En 2019 llevó esa misma lucha a los escenarios con un monólogo que recorrió Estados Unidos reivindicando el papel de los latinos en la historia del país. ‘Latin History for Morons’, reconocido en 2018 con un Premio Tony Especial, nació después de que a su hijo lo llamaran “frijolero” en el colegio por ser hijo de un latino. Desde el humor y la sátira, el espectáculo desmonta siglos de invisibilización y reivindica el aporte de los pueblos indígenas y de la comunidad latina a la historia estadounidense.

Eumeo en La Odisea

Con una prolífica carrera a sus espaldas, Leguizamo parece atravesar uno de los momentos más importantes de su trayectoria. Acaba de llegar a los cines con La Odisea, la superproducción de Christopher Nolan inspirada en el poema épico de Homero, donde comparte pantalla con Anne Hathaway, Tom Holland, Zendaya y Matt Damon.

En la película interpreta a Eumeo, el fiel servidor ciego de Odiseo. Su trabajo consigue convertir a un personaje secundario en uno de los más conmovedores del largometraje. La lealtad, la paciencia y la humanidad con las que construye a Eumeo terminan por darle una enorme carga emocional a la historia.

Para lograr esa transformación, el proceso físico fue una gran parte. “Me apretaron la piel y me pusieron pegamento. Entonces, toda mi cara quedó arrugada. Luego pusieron unas bolsas enormes para los ojos y manchas de edad. Pegaron pelos al azar por todas partes, es una locura. Y luego me decoloraron el pelo. Tardó dos días, cinco horas cada día, decolorarlo.

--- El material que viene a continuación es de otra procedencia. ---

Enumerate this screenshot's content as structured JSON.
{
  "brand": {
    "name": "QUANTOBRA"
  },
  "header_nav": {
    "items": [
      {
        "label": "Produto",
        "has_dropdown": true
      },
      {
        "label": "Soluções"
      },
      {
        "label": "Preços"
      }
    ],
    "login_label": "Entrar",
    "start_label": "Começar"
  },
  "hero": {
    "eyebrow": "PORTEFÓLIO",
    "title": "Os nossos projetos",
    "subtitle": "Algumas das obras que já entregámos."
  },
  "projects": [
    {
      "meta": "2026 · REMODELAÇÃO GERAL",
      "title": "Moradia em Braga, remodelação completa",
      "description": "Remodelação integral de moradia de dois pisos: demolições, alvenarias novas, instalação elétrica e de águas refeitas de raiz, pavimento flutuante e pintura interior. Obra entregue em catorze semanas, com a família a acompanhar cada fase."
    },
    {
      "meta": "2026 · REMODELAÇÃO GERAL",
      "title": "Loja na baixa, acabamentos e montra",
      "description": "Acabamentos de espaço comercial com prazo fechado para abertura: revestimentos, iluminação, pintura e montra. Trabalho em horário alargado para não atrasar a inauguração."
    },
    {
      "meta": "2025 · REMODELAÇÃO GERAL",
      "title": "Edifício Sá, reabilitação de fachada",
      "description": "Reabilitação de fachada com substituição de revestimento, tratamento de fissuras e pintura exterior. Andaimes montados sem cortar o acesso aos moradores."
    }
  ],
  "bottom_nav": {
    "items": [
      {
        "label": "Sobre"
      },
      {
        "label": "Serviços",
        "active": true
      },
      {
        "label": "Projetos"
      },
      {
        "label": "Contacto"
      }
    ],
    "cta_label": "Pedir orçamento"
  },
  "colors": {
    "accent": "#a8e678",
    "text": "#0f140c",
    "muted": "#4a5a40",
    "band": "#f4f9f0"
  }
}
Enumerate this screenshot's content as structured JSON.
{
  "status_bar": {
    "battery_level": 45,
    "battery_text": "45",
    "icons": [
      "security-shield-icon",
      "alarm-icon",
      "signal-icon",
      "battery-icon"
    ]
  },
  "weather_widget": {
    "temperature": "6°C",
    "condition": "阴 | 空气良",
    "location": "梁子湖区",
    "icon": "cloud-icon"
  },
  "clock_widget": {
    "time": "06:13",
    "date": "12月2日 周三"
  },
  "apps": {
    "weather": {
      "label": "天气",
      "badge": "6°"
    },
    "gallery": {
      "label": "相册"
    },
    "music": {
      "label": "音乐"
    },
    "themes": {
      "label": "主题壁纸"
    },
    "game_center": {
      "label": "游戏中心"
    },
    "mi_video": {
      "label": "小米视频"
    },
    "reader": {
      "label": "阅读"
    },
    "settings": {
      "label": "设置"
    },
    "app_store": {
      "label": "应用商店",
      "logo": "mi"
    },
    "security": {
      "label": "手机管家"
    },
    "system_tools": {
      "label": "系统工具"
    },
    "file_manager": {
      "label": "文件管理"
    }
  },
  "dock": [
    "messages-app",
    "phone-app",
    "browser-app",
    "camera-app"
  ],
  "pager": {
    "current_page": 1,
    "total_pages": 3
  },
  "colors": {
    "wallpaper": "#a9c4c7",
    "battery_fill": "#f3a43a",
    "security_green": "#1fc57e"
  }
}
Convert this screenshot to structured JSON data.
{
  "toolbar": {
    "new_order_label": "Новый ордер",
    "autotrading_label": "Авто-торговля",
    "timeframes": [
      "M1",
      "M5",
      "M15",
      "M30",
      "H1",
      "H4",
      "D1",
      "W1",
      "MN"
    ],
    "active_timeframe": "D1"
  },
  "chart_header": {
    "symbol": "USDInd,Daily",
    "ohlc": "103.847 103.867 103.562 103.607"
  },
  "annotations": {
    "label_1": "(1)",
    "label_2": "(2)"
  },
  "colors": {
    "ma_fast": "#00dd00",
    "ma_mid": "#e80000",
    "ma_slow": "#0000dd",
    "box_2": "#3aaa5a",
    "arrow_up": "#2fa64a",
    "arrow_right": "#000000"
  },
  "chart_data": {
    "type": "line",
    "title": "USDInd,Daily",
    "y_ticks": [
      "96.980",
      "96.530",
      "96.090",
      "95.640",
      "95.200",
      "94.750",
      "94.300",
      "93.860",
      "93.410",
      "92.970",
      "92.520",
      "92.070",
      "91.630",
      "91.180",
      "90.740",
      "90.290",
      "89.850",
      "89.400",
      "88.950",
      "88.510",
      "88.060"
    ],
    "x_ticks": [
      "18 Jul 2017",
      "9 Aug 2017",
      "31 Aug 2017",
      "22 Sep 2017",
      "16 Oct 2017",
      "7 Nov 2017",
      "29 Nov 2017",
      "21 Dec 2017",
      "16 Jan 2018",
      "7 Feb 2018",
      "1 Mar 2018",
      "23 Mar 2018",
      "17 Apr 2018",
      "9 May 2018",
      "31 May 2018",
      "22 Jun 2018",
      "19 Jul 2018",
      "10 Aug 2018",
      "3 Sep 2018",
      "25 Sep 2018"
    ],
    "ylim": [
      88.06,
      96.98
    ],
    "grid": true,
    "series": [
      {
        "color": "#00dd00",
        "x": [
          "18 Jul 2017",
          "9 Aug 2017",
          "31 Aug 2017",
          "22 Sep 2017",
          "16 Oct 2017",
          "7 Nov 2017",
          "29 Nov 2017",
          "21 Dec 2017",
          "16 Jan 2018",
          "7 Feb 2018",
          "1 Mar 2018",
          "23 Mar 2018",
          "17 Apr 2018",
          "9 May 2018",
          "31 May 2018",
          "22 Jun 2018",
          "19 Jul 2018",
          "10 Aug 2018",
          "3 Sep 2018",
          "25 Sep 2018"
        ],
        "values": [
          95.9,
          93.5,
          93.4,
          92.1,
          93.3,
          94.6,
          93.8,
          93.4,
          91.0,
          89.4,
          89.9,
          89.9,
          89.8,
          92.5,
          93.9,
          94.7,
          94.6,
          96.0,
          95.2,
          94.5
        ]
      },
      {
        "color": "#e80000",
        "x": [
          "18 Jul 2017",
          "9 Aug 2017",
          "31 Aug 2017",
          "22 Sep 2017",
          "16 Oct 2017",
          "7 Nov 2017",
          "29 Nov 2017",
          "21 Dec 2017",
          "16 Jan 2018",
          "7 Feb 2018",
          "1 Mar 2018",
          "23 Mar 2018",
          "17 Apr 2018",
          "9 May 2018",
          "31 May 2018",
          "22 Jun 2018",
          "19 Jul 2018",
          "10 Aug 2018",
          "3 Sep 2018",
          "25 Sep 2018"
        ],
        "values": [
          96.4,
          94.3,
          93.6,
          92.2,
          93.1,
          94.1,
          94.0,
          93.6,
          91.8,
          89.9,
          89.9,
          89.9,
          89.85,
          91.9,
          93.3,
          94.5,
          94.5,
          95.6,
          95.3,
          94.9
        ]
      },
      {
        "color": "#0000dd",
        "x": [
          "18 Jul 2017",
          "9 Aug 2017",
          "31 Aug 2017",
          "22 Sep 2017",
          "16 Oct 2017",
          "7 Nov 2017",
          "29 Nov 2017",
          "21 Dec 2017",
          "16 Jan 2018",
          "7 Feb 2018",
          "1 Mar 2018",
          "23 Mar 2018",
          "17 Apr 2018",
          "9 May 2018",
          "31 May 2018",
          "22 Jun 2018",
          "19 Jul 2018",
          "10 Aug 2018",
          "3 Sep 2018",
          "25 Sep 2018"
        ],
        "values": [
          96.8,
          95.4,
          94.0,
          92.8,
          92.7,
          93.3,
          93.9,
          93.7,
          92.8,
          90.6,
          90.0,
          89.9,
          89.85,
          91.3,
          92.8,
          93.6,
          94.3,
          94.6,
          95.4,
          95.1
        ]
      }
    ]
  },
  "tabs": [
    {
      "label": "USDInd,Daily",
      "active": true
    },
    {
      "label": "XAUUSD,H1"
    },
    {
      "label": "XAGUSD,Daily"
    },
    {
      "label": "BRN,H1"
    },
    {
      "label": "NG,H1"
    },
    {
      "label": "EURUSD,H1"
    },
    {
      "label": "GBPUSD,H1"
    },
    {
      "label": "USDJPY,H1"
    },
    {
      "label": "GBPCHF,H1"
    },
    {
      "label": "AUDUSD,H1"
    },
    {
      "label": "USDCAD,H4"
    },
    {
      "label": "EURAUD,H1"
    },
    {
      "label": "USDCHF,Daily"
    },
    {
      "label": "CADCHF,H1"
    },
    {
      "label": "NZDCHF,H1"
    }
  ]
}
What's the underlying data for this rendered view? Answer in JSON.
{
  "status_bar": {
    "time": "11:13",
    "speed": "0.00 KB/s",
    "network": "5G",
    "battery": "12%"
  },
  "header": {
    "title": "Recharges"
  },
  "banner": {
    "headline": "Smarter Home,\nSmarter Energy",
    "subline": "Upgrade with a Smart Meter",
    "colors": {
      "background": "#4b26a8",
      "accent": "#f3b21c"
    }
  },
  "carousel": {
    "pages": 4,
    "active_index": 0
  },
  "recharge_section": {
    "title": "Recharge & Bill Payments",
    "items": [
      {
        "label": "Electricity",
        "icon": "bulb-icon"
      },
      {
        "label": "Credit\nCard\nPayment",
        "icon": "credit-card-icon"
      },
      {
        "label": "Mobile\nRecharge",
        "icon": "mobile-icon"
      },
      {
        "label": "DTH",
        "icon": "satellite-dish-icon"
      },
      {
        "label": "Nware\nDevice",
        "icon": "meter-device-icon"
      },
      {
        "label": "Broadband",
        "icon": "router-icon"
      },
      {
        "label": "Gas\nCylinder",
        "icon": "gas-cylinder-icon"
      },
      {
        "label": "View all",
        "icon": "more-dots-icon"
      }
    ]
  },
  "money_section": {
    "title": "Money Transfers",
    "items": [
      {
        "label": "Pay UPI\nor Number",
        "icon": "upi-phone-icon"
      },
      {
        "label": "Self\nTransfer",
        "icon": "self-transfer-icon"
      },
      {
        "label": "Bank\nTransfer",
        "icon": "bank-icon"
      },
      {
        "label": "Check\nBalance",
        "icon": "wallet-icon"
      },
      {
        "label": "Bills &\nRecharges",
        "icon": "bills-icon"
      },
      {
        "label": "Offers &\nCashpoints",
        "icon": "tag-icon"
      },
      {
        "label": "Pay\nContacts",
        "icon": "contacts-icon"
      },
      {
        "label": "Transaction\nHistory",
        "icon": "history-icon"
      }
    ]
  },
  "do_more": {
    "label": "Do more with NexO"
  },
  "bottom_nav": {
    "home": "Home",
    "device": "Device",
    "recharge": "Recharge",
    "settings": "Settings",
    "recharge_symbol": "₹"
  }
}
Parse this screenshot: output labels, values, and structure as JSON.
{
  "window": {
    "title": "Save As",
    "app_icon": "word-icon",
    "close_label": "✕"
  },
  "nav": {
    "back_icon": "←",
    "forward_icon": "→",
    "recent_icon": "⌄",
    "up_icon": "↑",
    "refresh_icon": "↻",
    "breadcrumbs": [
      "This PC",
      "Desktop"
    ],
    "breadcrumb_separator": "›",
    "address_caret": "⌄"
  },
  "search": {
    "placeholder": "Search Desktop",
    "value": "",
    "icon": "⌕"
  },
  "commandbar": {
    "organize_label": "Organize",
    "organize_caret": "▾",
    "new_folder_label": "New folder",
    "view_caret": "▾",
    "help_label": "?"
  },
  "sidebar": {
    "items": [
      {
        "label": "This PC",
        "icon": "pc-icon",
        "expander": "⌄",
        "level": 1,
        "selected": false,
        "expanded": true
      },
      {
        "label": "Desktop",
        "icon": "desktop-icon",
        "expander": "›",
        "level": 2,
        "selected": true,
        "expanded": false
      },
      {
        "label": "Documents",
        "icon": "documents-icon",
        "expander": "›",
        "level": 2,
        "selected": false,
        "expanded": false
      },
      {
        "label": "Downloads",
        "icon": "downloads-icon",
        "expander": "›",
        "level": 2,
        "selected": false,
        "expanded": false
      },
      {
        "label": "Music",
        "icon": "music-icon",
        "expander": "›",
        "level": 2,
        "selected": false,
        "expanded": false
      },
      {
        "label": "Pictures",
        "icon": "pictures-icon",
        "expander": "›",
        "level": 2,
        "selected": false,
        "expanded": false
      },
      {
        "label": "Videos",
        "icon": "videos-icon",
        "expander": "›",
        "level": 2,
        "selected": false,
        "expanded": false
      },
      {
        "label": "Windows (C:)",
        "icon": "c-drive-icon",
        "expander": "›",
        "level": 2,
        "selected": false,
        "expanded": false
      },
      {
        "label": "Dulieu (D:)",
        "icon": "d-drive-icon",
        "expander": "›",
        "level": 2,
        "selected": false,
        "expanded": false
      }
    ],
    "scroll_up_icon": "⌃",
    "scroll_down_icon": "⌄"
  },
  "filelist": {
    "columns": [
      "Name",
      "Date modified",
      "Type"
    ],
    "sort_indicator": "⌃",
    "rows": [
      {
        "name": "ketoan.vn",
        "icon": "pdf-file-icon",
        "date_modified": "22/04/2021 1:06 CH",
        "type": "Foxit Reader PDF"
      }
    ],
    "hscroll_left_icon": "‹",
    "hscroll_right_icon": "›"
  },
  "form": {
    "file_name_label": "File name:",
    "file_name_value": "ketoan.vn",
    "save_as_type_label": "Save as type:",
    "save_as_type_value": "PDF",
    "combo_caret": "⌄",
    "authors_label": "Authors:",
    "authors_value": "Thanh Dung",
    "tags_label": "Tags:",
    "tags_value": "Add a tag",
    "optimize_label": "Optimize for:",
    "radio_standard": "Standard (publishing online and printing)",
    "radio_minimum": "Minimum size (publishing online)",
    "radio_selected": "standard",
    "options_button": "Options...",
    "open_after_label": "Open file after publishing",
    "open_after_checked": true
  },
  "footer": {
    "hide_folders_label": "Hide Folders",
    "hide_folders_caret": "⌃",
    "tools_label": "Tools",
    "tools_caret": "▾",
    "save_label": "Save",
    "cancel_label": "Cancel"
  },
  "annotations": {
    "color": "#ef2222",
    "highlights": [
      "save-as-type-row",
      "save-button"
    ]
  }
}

Se quedó así porque Chris y yo no creemos en las pelucas”, contó recientemente.

La ceguera del personaje también fue llevada al límite. Nolan quiso que el actor experimentara cierta limitación visual durante el rodaje. “Creo que Chris (Nolan) quería que yo tuviera problemas de visión, porque quería hacer como una fusión entre Homero y Eumeo. Así que consiguieron a un experto en Los Ángeles que estudió cataratas y pintó los lentes de contacto. Yo dije: ‘No sé si puedo funcionar así’”.

No era la primera vez que Leguizamo interiorizaba un papel con tanta profundidad. En 2012, durante el doblaje de Sid, el perezoso de La era de hielo, reveló cómo encontró la voz del personaje después de investigar durante horas el comportamiento de estos animales. Probó decenas de registros hasta descubrir, casi por accidente, la voz definitiva mientras hablaba con comida en la boca. “Inventé como 50 voces para el director, Chris Wedge (...) y pensé: qué tal si pongo un poco de comida en mi boca... Esta es la voz”.

Sus obras teatrales como Freak, Sexaholix y Latin History for Morons le han valido múltiples nominaciones a los Premios Tony, un Tony Especial y un Premio Emmy. Este año también protagonizó Dear Killer Nannies, donde interpreta a Pablo Escobar, explorando sus gestos, su faceta paternal y las contradicciones humanas que convivían con el hombre que terminó convertido en uno de los criminales más temidos de la historia.

El éxito que hoy carga sobre los hombros no solo pertenece a John Leguizamo. También les pertenece a millones de latinos que alguna vez escucharon que su acento, su apellido o el color de su piel no eran suficientes. Él lo logró con talento, sí, pero también con una alta dosis de coraje para negarse a aceptar el papel que alguna vez le dieron.